В общем – казнили, но за период до зимы 1709/10 годов мы знаем об этом лишь приблизительно, в категориях «было/ не было». А вот начиная с той зимы, имеются данные более вещественные. Кажется, первые описания публичных смертных казней в Санкт-Петербурге оставил датский посланник в России Юст Юль. Отправленный ко двору царя Петра для решения насущных политических вопросов, он едва ли не каждый свой шаг фиксировал в подробнейшем дневнике. Мы знаем, например, что, когда в марте 1710 года он въехал в растущую Северную столицу России, поселили его здесь без лишних почестей, чему наш герой посвятил отдельную ламентацию: «Русские не считают себя обязанными заботиться о том, как устроить на квартире иностранного посланника, и находят достаточным отвести ему дом, а довольно ли он велик для него и для его людей и как посланник в нем поместится – об этом предоставляют заботиться ему самому».



Фрагмент карты Санкт-Петербурга 1717 года.


Не вполне европейцы эти русские, что уж скажешь.
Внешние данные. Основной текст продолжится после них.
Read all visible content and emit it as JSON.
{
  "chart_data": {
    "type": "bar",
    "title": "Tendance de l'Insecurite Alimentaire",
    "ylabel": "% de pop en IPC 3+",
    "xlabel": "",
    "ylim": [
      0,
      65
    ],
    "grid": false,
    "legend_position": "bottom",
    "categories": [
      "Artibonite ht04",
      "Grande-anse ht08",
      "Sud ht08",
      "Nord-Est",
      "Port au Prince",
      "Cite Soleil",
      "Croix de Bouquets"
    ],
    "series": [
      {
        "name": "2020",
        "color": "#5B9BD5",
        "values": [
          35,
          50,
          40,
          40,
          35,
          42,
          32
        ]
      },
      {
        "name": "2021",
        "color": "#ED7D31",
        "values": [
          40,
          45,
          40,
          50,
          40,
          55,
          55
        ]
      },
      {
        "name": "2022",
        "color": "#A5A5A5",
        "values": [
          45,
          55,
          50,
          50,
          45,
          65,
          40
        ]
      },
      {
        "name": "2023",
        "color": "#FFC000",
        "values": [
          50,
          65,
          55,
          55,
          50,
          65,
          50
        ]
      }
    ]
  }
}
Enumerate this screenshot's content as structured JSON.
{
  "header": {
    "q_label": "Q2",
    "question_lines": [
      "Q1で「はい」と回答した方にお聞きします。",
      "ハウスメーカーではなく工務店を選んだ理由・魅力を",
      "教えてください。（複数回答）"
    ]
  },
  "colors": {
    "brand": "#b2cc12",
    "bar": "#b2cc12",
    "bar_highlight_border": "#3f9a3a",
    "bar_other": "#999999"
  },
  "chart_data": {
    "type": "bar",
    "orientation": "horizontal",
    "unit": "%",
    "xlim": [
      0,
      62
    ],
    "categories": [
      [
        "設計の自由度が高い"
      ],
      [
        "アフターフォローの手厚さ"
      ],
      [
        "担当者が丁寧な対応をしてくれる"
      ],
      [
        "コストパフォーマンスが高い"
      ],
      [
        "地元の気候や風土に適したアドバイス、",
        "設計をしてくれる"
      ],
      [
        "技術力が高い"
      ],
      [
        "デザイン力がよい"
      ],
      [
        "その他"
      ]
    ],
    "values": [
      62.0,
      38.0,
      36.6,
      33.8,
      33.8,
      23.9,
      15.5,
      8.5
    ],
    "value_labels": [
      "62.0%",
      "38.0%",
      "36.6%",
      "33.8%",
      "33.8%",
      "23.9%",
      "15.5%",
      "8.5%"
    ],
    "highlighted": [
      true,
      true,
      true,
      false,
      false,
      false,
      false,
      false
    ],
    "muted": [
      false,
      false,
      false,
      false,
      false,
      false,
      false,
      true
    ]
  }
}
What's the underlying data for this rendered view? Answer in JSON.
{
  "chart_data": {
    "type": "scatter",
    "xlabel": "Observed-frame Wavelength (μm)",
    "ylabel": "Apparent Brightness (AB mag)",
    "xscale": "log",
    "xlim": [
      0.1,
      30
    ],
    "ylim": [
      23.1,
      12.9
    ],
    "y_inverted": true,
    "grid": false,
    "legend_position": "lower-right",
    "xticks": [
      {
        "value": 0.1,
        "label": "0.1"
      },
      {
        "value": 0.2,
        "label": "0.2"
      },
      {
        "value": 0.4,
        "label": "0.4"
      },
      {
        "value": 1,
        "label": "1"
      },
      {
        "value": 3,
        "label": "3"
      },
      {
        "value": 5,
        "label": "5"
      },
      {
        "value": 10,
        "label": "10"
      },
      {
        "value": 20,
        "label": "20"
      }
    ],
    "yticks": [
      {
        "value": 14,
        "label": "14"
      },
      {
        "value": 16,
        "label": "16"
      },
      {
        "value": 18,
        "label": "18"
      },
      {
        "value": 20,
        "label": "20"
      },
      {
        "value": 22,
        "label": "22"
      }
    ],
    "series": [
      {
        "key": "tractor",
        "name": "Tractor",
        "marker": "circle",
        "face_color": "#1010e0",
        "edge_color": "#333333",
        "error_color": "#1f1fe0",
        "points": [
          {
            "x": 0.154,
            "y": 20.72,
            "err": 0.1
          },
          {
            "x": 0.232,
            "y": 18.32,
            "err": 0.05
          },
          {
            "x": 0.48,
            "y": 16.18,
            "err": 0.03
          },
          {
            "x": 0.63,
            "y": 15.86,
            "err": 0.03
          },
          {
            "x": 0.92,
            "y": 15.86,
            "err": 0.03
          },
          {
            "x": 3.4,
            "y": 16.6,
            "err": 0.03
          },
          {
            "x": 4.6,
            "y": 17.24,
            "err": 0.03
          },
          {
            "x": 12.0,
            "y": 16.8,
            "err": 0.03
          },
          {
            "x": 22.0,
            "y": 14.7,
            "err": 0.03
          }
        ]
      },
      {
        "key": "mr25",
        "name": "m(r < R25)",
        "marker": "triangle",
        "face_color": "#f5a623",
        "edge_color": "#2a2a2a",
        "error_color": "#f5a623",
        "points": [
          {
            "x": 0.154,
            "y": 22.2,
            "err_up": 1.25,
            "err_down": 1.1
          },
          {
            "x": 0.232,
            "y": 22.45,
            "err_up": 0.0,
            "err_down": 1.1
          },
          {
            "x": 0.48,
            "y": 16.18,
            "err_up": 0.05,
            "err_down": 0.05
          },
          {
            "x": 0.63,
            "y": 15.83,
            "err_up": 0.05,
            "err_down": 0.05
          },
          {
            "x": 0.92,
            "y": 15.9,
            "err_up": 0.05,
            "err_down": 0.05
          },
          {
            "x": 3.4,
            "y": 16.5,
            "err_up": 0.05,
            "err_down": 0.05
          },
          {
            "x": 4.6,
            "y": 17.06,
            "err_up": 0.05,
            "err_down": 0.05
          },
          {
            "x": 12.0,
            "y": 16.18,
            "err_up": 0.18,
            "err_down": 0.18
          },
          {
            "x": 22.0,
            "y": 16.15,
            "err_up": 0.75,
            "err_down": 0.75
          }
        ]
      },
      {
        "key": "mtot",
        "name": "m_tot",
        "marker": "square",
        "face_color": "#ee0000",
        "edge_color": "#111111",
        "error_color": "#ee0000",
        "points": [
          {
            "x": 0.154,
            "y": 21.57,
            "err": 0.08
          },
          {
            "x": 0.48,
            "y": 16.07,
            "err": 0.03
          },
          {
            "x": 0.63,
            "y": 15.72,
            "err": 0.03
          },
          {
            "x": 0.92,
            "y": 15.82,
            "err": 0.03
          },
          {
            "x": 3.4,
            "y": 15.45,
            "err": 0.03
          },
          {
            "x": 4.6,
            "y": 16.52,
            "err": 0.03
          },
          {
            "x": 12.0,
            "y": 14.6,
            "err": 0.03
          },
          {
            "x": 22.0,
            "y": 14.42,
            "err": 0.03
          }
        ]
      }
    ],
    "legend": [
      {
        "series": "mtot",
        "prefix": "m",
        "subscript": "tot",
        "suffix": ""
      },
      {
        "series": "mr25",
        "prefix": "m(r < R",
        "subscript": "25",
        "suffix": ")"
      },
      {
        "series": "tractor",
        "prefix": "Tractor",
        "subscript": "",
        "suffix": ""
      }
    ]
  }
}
А уже 1 апреля Юст Юль записывает услышанную им историю, имевшую место в Петербурге предшествовавшей зимой: несколько каторжников решили бежать с галер, для чего изготовили фальшивые паспорта, заверив их поддельными же подписью и печатью. Преступников поймали. И вот оно, самое раннее в петербургской историографии свидетельство о публичной смертной казни: «Артисты эти были частью повешены, частью (наказаны) кнутом. Главным зачинщикам (этого дела) сломали руки и ноги и положили живыми на колеса – зрелище возмутительное и ужасное! Ибо в летнее время люди (подвергающиеся этой казни) иногда в продолжение четырех-пяти дней лежат живые и болтают друг с другом. Впрочем, зимою в сильную стужу – как было и в настоящем случае – мороз прекращает их жизнь в более короткий срок».

Пояснения в скобках, поясним читателю, это вольности переводчика, позволившего себе прояснить некоторые высказывания датского посланника.

Отметим и другое: всего несколько лет прошло с момента закладки Северной столицы, а уже в ее биографию вписаны не только повешение, но и колесование. Запись Юста Юля заставляет нас обратить внимание, кстати, на еще одну экзекуцию, которая формально смертной казнью не являлась, но нередко прекращала жизни терзаемых. Речь о наказании кнутом, и об этом грозном инструменте палача датчанин оставил отдельную запись: «Кнут есть особенный бич, сделанный из пергамента и сваренный в молоке. Он до того тверд и востр, что им (можно) рубить, как мечом. Иным осужденным на кнут скручивают назад (руки) и за руки (же), вывихивая их, вздергивают на особого рода виселицу, какие в старину употреблялись и у нас; затем (уже) секут. Это называется «висячим кнутом». При совершении казни палач подбегает к (осужденному) двумя-тремя прыжками и бьет его по спине, каждым ударом рассекая ему тело до костей. Некоторые русские палачи так ловко владеют кнутом, что могут с трех ударов убить человека до смерти. Вообще же после 50 ударов редко кто остается жив».

Пятьдесят ударов: Юст Юль отмерил роковую черту, за которой шансы человека на спасение становились призрачными. Дело было не только в силе ударов, хотя и они впечатляли: немецкий путешественник Адам Олеарий еще в XVII веке писал, что спины наказанных кнутом людей «не сохранили целой кожи даже на палец шириною, они были похожи на животных, с которых содрали кожу». Дело было и в том, что наказание кнутом осуществлялось крайне неспешно, на каждые двадцать ударов палачу требовался час. Провести столько времени под ударами на плахе и остаться в живых мог только самый крепкий человек.